最近、職場の研修で『NUDGE 実践行動経済学 完全版』(リチャード・セイラー&キャス・サンスティーン著)を読む機会があり、
「これって生活にもすぐ使える!」と感じることが多くありました。
◆ ナッジは、こんなところに使われている
本には、こんな事例が紹介されていました。
・カフェテリアで野菜や果物を取りやすい場所に置くと、健康的な食事を選ぶ人が増える
・ゴミ箱に「あと少し!」と書いたラインを入れると、ポイ捨てが減る
・書類の署名欄を上に置くと、記入率が上がる
小さな工夫が、行動を大きく変えるのです。
◆ 私もナッジに助けられたい
正直に言いますと、私は意志の力にあまり自信がありません。
クローゼットに服がたくさんあるのに、「セール」の文字を見ると、つい新しい服を買ってしまう。
ダイエット中なのに、「ちょっとだけ」とおやつに手が伸びてしまう。
これらもナッジで言うところの「誘惑の環境設計」に負けてしまっている例なんですよね。
◆ 自分にナッジをかけてみたら
本に書かれていたアイデアをヒントに、少し工夫してみました。
・お菓子は見えない場所、取りにくい棚にしまう
・ネットショッピングは「お気に入り」リストで一晩寝かせてから判断
・新しい服を買う前に、1着手放す「1 in 1 out」ルールを導入
すると、不思議なことに“気持ちがラク”になりました。
「我慢してる」のではなく、「手が伸びにくい仕組み」をつくるだけ。
それだけで、意志の力を消耗せずにすむのです。
◆ 職場でも“ナッジ的工夫”を
私の職場は高齢者の利用が多い施設です。
さまざまなお願いごとをしても、なかなか受け入れてもらえないことがあり、悩んでいました。
・エアコンの温度を少し変えたい
・手すりに荷物をかけないでほしい
・感染症対策のマスク着用をお願いしたい
でも、注意や説得ではうまくいかないことも多いのです。
そこで今、ナッジ的な工夫を少しずつ試してみています。
・「この設定が快適だった方 〇%」という“みんながやってる”アピール
・「ありがとう」の貼り紙を先に貼っておく先取り型のメッセージ
・“やってほしい行動”をイラストで楽しく表現する
強制ではなく、“ついそうしたくなる”仕組みづくり。
これなら、相手も自分もストレスが減る気がしています。
◆ おわりに:ナッジは「やさしい環境設計」
ナッジは、「言うことをきかせる技術」ではありません。
人の選択を尊重しながらも、より良い方向へとそっと後押しする――
そんな“やさしい環境設計”です。
仕事にも、日常生活にも、ダイエットにも、お買い物にも。
あらゆる場面で応用できる考え方として、
これからも自分なりのナッジを試していきたいと思います。
言葉のトーンで“上から目線”を敏感に感じ取る例も…。
実は、私が苦手な「ナッジ」の典型例があります。
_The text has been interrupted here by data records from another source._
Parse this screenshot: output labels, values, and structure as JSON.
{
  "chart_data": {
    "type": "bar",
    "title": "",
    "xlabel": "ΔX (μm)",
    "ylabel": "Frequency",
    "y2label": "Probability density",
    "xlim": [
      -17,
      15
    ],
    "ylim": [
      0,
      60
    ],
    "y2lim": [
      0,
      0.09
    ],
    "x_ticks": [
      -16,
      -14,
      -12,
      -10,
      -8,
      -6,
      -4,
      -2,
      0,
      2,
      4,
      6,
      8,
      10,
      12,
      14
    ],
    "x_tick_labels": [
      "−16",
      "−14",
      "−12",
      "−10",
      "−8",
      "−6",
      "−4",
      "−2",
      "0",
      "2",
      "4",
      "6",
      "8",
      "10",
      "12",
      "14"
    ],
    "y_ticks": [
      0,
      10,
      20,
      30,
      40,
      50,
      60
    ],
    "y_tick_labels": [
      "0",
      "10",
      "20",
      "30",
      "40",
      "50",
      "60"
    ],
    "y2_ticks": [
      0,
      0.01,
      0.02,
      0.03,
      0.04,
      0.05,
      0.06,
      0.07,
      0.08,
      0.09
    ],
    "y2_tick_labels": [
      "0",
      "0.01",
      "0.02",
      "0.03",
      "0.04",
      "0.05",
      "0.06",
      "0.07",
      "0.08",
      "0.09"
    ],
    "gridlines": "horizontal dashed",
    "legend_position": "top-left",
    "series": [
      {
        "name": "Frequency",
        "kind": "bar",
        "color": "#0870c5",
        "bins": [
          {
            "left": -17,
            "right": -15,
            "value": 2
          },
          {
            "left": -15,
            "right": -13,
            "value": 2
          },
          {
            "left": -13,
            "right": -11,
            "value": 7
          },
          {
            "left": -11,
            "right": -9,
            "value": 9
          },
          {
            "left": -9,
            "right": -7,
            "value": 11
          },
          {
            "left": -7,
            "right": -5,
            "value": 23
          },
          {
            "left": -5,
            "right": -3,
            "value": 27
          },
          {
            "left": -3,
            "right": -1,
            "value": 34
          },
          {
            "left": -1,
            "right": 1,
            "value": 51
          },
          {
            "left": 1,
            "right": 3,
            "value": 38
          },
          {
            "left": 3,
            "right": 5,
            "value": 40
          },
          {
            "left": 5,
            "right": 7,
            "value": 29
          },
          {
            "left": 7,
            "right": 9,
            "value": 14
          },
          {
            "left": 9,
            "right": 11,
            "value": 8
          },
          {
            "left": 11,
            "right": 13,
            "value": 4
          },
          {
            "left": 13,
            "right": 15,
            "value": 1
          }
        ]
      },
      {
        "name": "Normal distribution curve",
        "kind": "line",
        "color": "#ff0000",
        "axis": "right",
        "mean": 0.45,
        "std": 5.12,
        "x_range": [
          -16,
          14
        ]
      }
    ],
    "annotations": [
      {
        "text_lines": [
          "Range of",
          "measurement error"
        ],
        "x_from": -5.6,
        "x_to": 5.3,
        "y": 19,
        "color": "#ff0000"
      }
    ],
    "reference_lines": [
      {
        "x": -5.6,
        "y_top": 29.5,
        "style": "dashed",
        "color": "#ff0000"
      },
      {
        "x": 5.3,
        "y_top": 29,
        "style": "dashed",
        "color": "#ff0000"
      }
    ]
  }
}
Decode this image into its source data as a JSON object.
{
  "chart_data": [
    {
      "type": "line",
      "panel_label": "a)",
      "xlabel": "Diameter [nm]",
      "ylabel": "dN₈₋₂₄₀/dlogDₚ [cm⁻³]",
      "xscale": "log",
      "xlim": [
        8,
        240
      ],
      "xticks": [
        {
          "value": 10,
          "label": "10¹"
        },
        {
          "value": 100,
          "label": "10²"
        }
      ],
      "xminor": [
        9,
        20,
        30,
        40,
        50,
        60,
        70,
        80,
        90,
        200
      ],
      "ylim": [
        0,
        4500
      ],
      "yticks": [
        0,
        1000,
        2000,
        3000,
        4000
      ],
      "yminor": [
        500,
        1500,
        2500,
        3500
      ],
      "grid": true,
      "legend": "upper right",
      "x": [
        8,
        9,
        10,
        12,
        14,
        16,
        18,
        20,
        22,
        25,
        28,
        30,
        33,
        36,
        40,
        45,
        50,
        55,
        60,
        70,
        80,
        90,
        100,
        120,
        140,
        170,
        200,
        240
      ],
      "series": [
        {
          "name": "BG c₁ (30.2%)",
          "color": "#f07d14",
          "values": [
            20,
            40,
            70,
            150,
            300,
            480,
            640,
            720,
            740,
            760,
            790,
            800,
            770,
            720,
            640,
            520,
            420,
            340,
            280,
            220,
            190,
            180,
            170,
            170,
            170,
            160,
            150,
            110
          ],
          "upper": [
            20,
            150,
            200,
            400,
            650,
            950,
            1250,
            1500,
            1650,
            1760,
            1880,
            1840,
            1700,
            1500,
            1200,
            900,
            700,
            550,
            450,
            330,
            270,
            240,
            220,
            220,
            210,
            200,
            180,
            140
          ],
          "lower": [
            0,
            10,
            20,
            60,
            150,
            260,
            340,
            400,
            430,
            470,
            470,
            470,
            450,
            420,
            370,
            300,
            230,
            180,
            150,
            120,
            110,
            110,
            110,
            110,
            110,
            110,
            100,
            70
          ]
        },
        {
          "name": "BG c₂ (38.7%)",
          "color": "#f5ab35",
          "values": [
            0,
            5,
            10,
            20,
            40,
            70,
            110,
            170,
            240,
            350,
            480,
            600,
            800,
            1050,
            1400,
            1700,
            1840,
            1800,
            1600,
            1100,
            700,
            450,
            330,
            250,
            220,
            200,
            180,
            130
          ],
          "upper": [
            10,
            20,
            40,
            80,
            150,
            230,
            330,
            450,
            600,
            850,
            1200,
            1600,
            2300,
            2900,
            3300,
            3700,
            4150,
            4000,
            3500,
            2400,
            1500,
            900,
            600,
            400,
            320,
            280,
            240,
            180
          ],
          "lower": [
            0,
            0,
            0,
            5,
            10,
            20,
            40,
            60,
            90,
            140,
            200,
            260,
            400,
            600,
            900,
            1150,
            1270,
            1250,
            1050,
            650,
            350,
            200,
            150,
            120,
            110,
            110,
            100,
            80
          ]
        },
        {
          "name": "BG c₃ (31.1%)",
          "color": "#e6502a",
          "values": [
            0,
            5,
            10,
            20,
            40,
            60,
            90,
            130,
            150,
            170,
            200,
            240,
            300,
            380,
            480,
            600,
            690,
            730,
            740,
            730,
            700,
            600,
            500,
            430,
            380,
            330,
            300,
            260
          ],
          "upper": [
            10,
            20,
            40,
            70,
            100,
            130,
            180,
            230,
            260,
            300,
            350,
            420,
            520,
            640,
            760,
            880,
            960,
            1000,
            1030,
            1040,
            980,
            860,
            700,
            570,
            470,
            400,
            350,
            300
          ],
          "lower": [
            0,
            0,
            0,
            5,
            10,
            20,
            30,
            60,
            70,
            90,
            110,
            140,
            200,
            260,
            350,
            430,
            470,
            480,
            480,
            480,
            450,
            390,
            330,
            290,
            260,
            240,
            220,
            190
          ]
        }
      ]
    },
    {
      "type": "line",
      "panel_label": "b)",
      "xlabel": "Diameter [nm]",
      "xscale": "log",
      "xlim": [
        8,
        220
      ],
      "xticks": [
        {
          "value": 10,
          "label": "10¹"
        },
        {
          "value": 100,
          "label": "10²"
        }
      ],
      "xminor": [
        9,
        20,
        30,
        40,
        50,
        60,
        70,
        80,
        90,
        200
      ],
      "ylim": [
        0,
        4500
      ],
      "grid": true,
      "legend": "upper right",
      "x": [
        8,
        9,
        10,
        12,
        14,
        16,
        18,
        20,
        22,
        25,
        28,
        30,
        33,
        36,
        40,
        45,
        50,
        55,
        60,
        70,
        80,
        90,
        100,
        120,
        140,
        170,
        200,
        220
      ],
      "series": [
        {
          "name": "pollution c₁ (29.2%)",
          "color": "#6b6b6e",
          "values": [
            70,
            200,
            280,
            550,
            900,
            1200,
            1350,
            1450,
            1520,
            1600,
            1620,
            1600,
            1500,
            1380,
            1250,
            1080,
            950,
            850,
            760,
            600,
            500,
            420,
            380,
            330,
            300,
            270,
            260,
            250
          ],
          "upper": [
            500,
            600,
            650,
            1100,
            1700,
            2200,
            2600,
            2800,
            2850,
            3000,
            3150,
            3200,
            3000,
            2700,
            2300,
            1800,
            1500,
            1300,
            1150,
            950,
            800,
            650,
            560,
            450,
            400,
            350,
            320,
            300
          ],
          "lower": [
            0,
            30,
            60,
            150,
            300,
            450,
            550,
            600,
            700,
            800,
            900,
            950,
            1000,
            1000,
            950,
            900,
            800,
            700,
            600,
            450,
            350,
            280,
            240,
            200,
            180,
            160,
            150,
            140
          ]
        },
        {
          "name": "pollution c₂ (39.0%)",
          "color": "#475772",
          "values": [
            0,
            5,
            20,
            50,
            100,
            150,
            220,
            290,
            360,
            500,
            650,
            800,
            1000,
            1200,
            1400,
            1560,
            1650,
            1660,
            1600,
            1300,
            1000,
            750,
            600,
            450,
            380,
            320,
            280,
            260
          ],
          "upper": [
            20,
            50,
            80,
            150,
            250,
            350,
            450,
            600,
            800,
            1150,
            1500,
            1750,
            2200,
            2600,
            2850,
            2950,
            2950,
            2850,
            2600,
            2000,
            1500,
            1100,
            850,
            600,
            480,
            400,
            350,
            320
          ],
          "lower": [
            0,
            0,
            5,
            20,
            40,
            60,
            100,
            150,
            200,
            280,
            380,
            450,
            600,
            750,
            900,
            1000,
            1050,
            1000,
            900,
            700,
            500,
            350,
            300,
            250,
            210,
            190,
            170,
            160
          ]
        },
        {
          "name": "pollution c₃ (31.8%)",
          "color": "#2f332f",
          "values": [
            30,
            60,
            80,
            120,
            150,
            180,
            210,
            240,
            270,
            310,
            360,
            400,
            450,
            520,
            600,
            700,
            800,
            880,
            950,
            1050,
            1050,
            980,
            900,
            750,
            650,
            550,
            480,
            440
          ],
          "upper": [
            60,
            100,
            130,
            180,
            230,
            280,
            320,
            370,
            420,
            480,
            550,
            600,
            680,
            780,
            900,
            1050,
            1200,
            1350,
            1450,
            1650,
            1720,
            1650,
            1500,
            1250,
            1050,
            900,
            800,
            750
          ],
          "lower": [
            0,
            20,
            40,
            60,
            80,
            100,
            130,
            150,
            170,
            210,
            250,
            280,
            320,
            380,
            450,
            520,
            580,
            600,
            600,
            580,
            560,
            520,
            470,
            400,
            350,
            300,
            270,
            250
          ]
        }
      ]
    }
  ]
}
それは、
「いつもきれいに使っていただきありがとうございます」
たくさんの方が使われる洗面所などに書いてあることが多いです。
これは、いわゆる“先取り感謝”というナッジの典型ですが、
✔ 実際にそうしていない人が読むと白々しく感じる
✔ 押しつけがましく、皮肉にも取られかねない
✔ “感謝”と言いながら、監視のメッセージに聞こえる
…など、受け取り方に差が出やすい表現なんですよね。特に丁寧語が過ぎると距離を感じたり、「建前感」が強くなることもあります。
代案を考えてみました:
◎より自然で、心に届きやすい表現
よくある表現 | 代案(柔らかい・共感を誘う) |
---|---|
いつもきれいに使っていただきありがとうございます | 「気持ちよく使えるこの空間、みなさんのおかげです」 |
ご協力ありがとうございます | 「ちょっとした心づかいが、うれしいです」 |
清潔にご使用ください | 「みんなが心地よく過ごせるように」 |
使用後はきれいにしてください | 「きれいに使えると、次の人もうれしいですね」 |
※「命令」でも「感謝」でもなく、「共感」「共通の目的」に訴える言い方がポイントです。
もし施設用であれば…
高齢者施設などでは、
- イラストや写真と一緒に
- 「わたし語」で語りかける
- 敬語一辺倒にしない
といった工夫が、より伝わりやすくなります。
たとえば:🌸「おひとりおひとりの思いやりで、この空間が心地よく保たれています。ありがとうございます」
→ 誰かを責めない・褒めすぎない・共に場をつくっている感を出す
ご自身の感性を大切に!
「なんとなく好きじゃない」という感覚は、文章づくりや掲示物デザインにおいてとても大事な感性です。
むしろ、それに気づける方こそナッジを“自然な形で”生活に取り入れられる方だと思います。
例文は多々ありますが、そこはご自分の感性を大事に取り入れられるといいですね。